GM: Character always comes first for me. But in this story Phetso is fairly isolated, spends time by herself, rejects attempts by people in her life to talk to her, and so I knew that I needed to put her against characters who would draw her out. So I guess I was also thinking about their purpose.
KF: You’ve lived and worked in the U.S., but are originally from Botswana. Can you talk a bit about how identity shapes your writing and if there are any particular challenges or advantages that come with having feet in two different cultures?
GM: I don’t know if I would say I have feet in two different cultures. I am very much a Motswana—born, raised and educated in Botswana—and I have spent some years in the U.S., in grad school and in writing fellowships. So, you know, the U.S. is still very much a baffling and bewildering place to me, in ways both good and bad. I suppose Botswana is also baffling to me, in a different way, particularly my home village of Serowe, baffling and fascinating in the sense that I understand the façade, but I am interested in figuring out what’s underneath it. Or rather, the rationale for how the façade and what’s underneath it can co-exist. So most of my characters are from Serowe, and some of them live and work in Gaborone, which is the capital city of Botswana. Serowe has a lot of political and historical significance to Botswana and I think it’s a great setting for me to consider some of the thematic concerns I am interested in, such as changing gender dynamics, hierarchy of ethnic communities, the persistence of traditional cultures and how that encounters contemporary global culture, the lives of women, love, romance, personhood, religion and faith. I explore this through the lives of ordinary people, often women, who have great ambition and a yearning for something grander in their lives but are often thwarted by both their culture and the limits of their country. I think that the distance I got from being away from Botswana for extended periods of time has occasionally offered me the gift of clarity, just in terms of how to approach certain subject matters, and has, at times, made me bolder in terms of what I would write about. Being home, I have sometimes felt hesitant to write about certain subjects, and I am relieved of that hesitation when I am away. In terms of challenges, I mean, let’s face it, Botswana is not one of the sexy African countries. A lot of people I have met in the U.S. didn’t know that the country Botswana existed until they met me.

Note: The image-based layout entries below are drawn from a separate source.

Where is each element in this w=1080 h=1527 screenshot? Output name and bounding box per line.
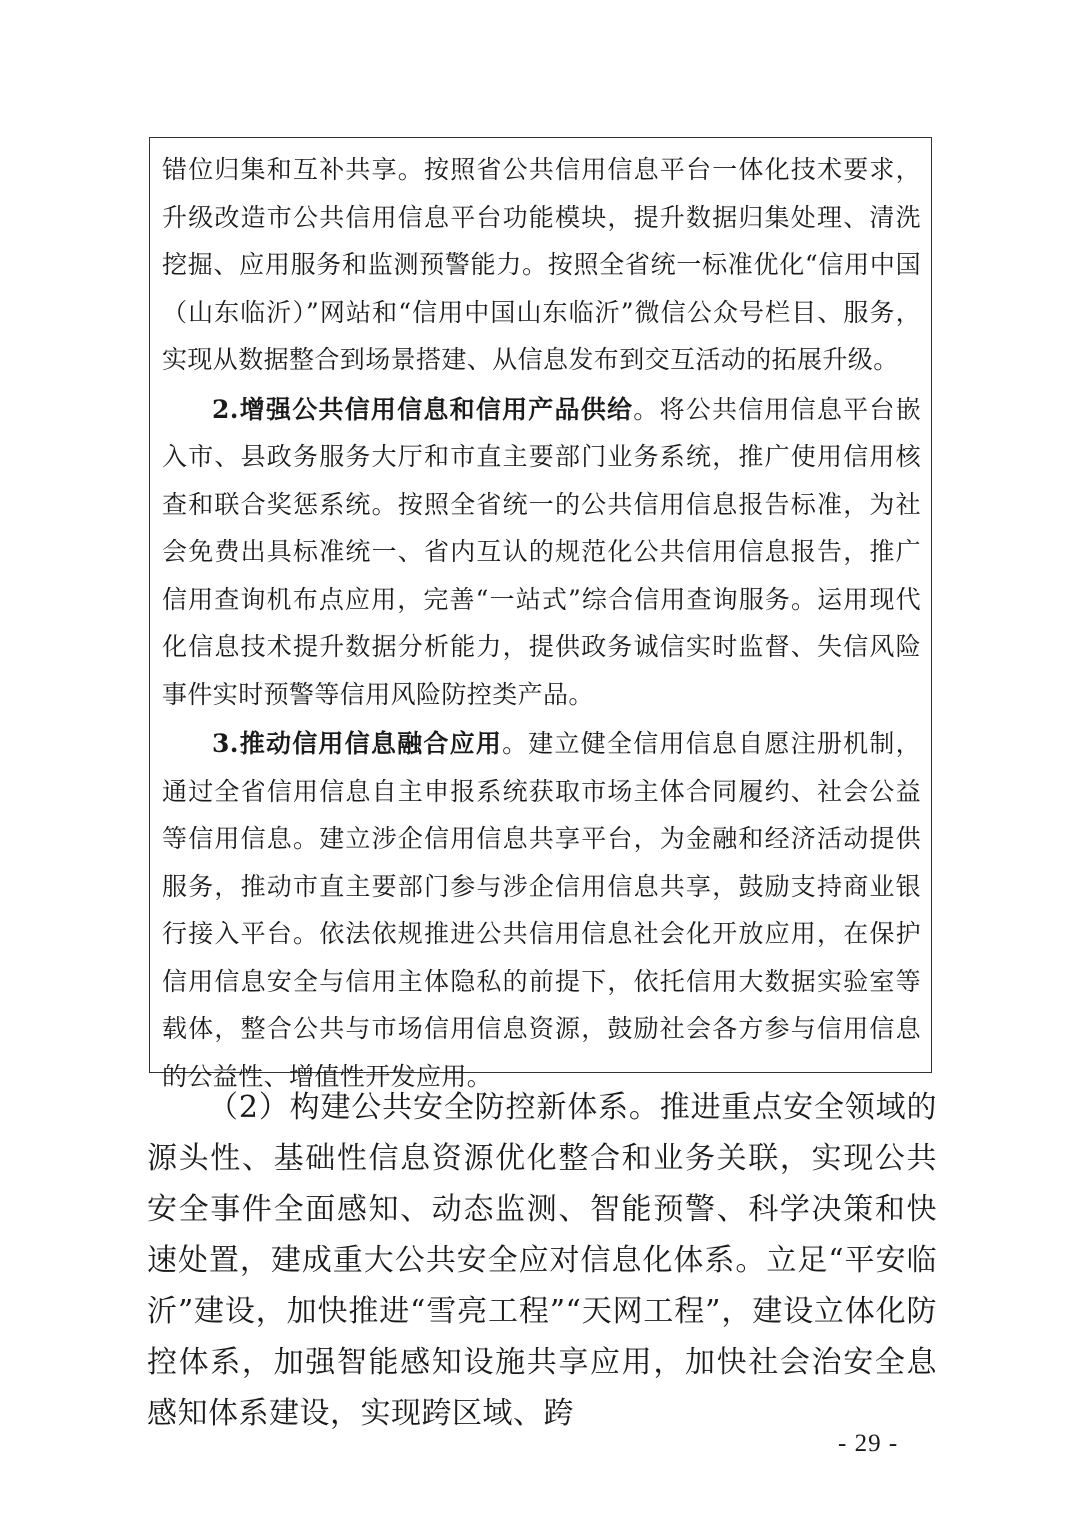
box-paragraph-2 [162, 386, 921, 719]
box-paragraph-3-body: 。建立健全信用信息自愿注册机制，通过全省信用信息自主申报系统获取市场主体合同履约、社会公益等信用信息。建立涉企信用信息共享平台，为金融和经济活动提供服务，推动市直主要部门参与涉企信用信息共享，鼓励支持商业银行接入平台。依法依规推进公共信用信息社会化开放应用，在保护信用信息安全与信用主体隐私的前提下，依托信用大数据实验室等载体，整合公共与市场信用信息资源，鼓励社会各方参与信用信息的公益性、增值性开发应用。 [162, 729, 921, 1091]
box-paragraph-3-heading: 3.推动信用信息融合应用 [212, 729, 503, 758]
box-paragraph-3 [162, 720, 921, 1100]
box-paragraph-1: 错位归集和互补共享。按照省公共信用信息平台一体化技术要求，升级改造市公共信用信息平台功能模块，提升数据归集处理、清洗挖掘、应用服务和监测预警能力。按照全省统一标准优化“信用中国（山东临沂）”网站和“信用中国山东临沂”微信公众号栏目、服务，实现从数据整合到场景搭建、从信息发布到交互活动的拓展升级。 [162, 155, 921, 374]
box-paragraph-2-heading: 2.增强公共信用信息和信用产品供给 [212, 394, 634, 424]
page-number: - 29 - [838, 1430, 899, 1457]
main-paragraph: （2）构建公共安全防控新体系。推进重点安全领域的源头性、基础性信息资源优化整合和业务关联，实现公共安全事件全面感知、动态监测、智能预警、科学决策和快速处置，建成重大公共安全应对信息化体系。立足“平安临沂”建设，加快推进“雪亮工程”“天网工程”，建设立体化防控体系，加强智能感知设施共享应用，加快社会治安全息感知体系建设，实现跨区域、跨 [147, 1090, 937, 1431]
box-paragraph-2-body: 。将公共信用信息平台嵌入市、县政务服务大厅和市直主要部门业务系统，推广使用信用核查和联合奖惩系统。按照全省统一的公共信用信息报告标准，为社会免费出具标准统一、省内互认的规范化公共信用信息报告，推广信用查询机布点应用，完善“一站式”综合信用查询服务。运用现代化信息技术提升数据分析能力，提供政务诚信实时监督、失信风险事件实时预警等信用风险防控类产品。 [162, 394, 921, 709]
bordered-text-box [149, 137, 932, 1091]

I am just saying, good luck to me trying to sell a book of small and quiet stories about ordinary people in Botswana, LOL!
KF: How long did it take you to complete this story?

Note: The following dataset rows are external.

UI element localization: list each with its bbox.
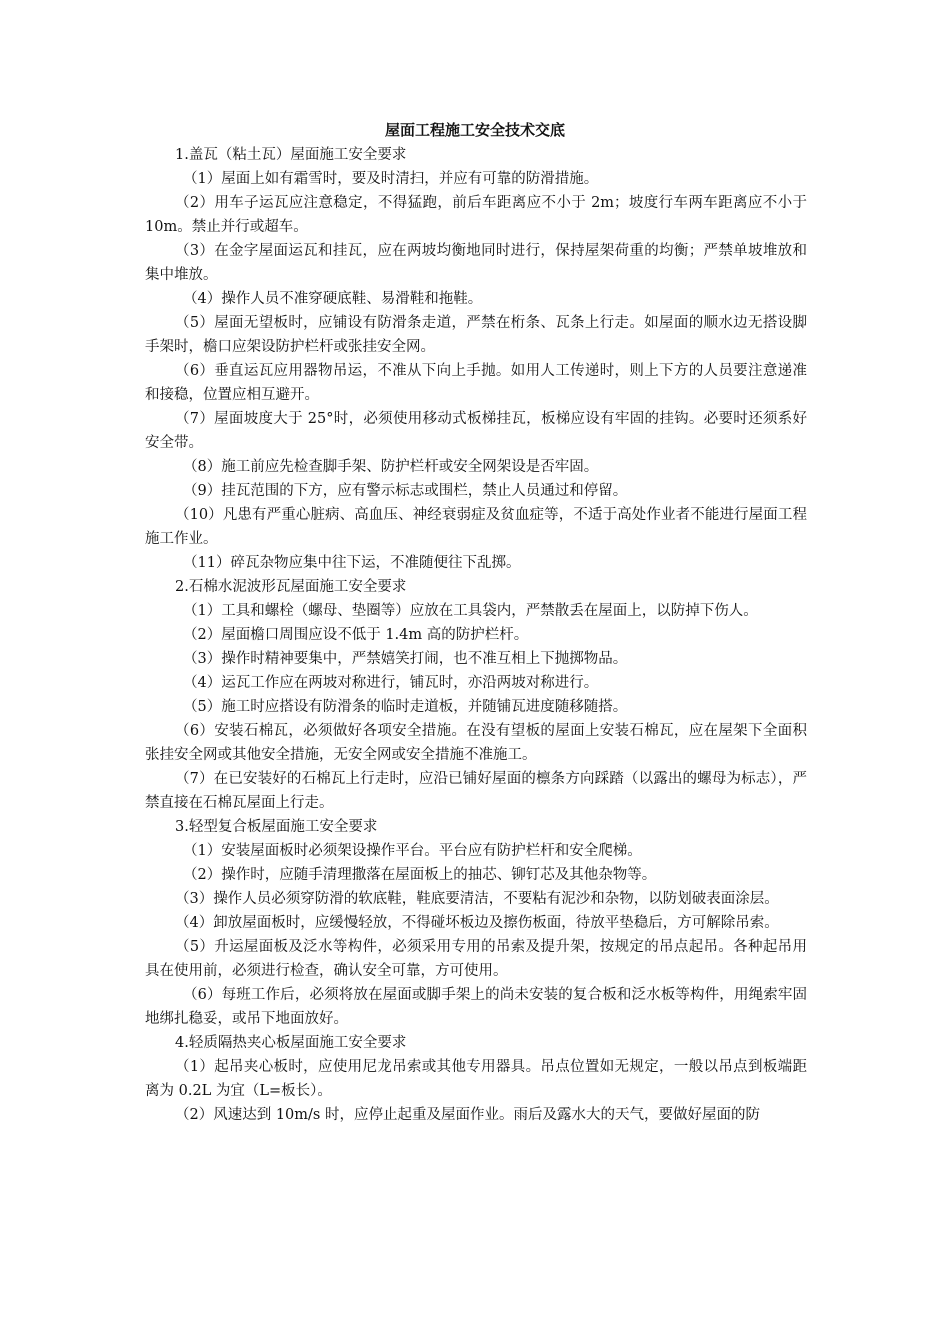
paragraph: （2）操作时，应随手清理撒落在屋面板上的抽芯、铆钉芯及其他杂物等。 — [183, 867, 657, 883]
paragraph: （11）碎瓦杂物应集中往下运，不准随便往下乱掷。 — [183, 555, 521, 571]
paragraph: （1）工具和螺栓（螺母、垫圈等）应放在工具袋内，严禁散丢在屋面上，以防掉下伤人。 — [183, 603, 758, 619]
paragraph: （3）操作人员必须穿防滑的软底鞋，鞋底要清洁，不要粘有泥沙和杂物，以防划破表面涂层。 — [175, 891, 779, 907]
paragraph: （4）操作人员不准穿硬底鞋、易滑鞋和拖鞋。 — [183, 291, 483, 307]
paragraph: （2）风速达到 10m/s 时，应停止起重及屋面作业。雨后及露水大的天气，要做好屋面的防 — [175, 1107, 760, 1123]
section-heading: 4.轻质隔热夹心板屋面施工安全要求 — [175, 1035, 407, 1051]
paragraph: （4）卸放屋面板时，应缓慢轻放，不得碰坏板边及擦伤板面，待放平垫稳后，方可解除吊索。 — [175, 915, 779, 931]
paragraph: （1）起吊夹心板时，应使用尼龙吊索或其他专用器具。吊点位置如无规定，一般以吊点到板端距离为 0.2L 为宜（L=板长）。 — [145, 1059, 807, 1099]
document-body — [145, 143, 807, 1127]
paragraph: （10）凡患有严重心脏病、高血压、神经衰弱症及贫血症等，不适于高处作业者不能进行屋面工程施工作业。 — [145, 507, 807, 547]
paragraph: （5）升运屋面板及泛水等构件，必须采用专用的吊索及提升架，按规定的吊点起吊。各种起吊用具在使用前，必须进行检查，确认安全可靠，方可使用。 — [145, 939, 807, 979]
paragraph: （8）施工前应先检查脚手架、防护栏杆或安全网架设是否牢固。 — [183, 459, 599, 475]
paragraph: （5）屋面无望板时，应铺设有防滑条走道，严禁在桁条、瓦条上行走。如屋面的顺水边无搭设脚手架时，檐口应架设防护栏杆或张挂安全网。 — [145, 315, 807, 355]
paragraph: （2）用车子运瓦应注意稳定，不得猛跑，前后车距离应不小于 2m；坡度行车两车距离应不小于 10m。禁止并行或超车。 — [145, 195, 807, 235]
paragraph: （7）在已安装好的石棉瓦上行走时，应沿已铺好屋面的檩条方向踩踏（以露出的螺母为标志），严禁直接在石棉瓦屋面上行走。 — [145, 771, 807, 811]
section-heading: 2.石棉水泥波形瓦屋面施工安全要求 — [175, 579, 407, 595]
paragraph: （5）施工时应搭设有防滑条的临时走道板，并随铺瓦进度随移随搭。 — [183, 699, 628, 715]
paragraph: （4）运瓦工作应在两坡对称进行，铺瓦时，亦沿两坡对称进行。 — [183, 675, 599, 691]
paragraph: （9）挂瓦范围的下方，应有警示标志或围栏，禁止人员通过和停留。 — [183, 483, 628, 499]
document-title: 屋面工程施工安全技术交底 — [384, 121, 565, 139]
paragraph: （3）操作时精神要集中，严禁嬉笑打闹，也不准互相上下抛掷物品。 — [183, 651, 628, 667]
paragraph: （6）垂直运瓦应用器物吊运，不准从下向上手抛。如用人工传递时，则上下方的人员要注意递准和接稳，位置应相互避开。 — [145, 363, 807, 403]
paragraph: （7）屋面坡度大于 25°时，必须使用移动式板梯挂瓦，板梯应设有牢固的挂钩。必要时还须系好安全带。 — [145, 411, 807, 451]
section-heading: 3.轻型复合板屋面施工安全要求 — [175, 819, 378, 835]
paragraph: （1）安装屋面板时必须架设操作平台。平台应有防护栏杆和安全爬梯。 — [183, 843, 642, 859]
paragraph: （1）屋面上如有霜雪时，要及时清扫，并应有可靠的防滑措施。 — [183, 171, 599, 187]
paragraph: （3）在金字屋面运瓦和挂瓦，应在两坡均衡地同时进行，保持屋架荷重的均衡；严禁单坡堆放和集中堆放。 — [145, 243, 807, 283]
paragraph: （6）安装石棉瓦，必须做好各项安全措施。在没有望板的屋面上安装石棉瓦，应在屋架下全面积张挂安全网或其他安全措施，无安全网或安全措施不准施工。 — [145, 723, 807, 763]
paragraph: （2）屋面檐口周围应设不低于 1.4m 高的防护栏杆。 — [183, 627, 529, 643]
section-heading: 1.盖瓦（粘土瓦）屋面施工安全要求 — [175, 147, 407, 163]
paragraph: （6）每班工作后，必须将放在屋面或脚手架上的尚未安装的复合板和泛水板等构件，用绳索牢固地绑扎稳妥，或吊下地面放好。 — [145, 987, 807, 1027]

GM: I started working on this story in my last year of my MFA, which was 2016/2017, so I guess I have been working on it for almost four years now.
KF: What are you working on now?
GM: I am putting the finishing touches on a collection of stories, and I am in the early stages of a novel.
KF: What is the best bit of advice about writing you have ever received?
GM: I was tying myself up trying to figure out how much I needed to know about the novel in order to start writing it and someone told me, you probably know more than you think you do. Which doesn’t seem like much now that I have it written down, but at the time it was a big lightbulb moment. I swear I almost wept from relief.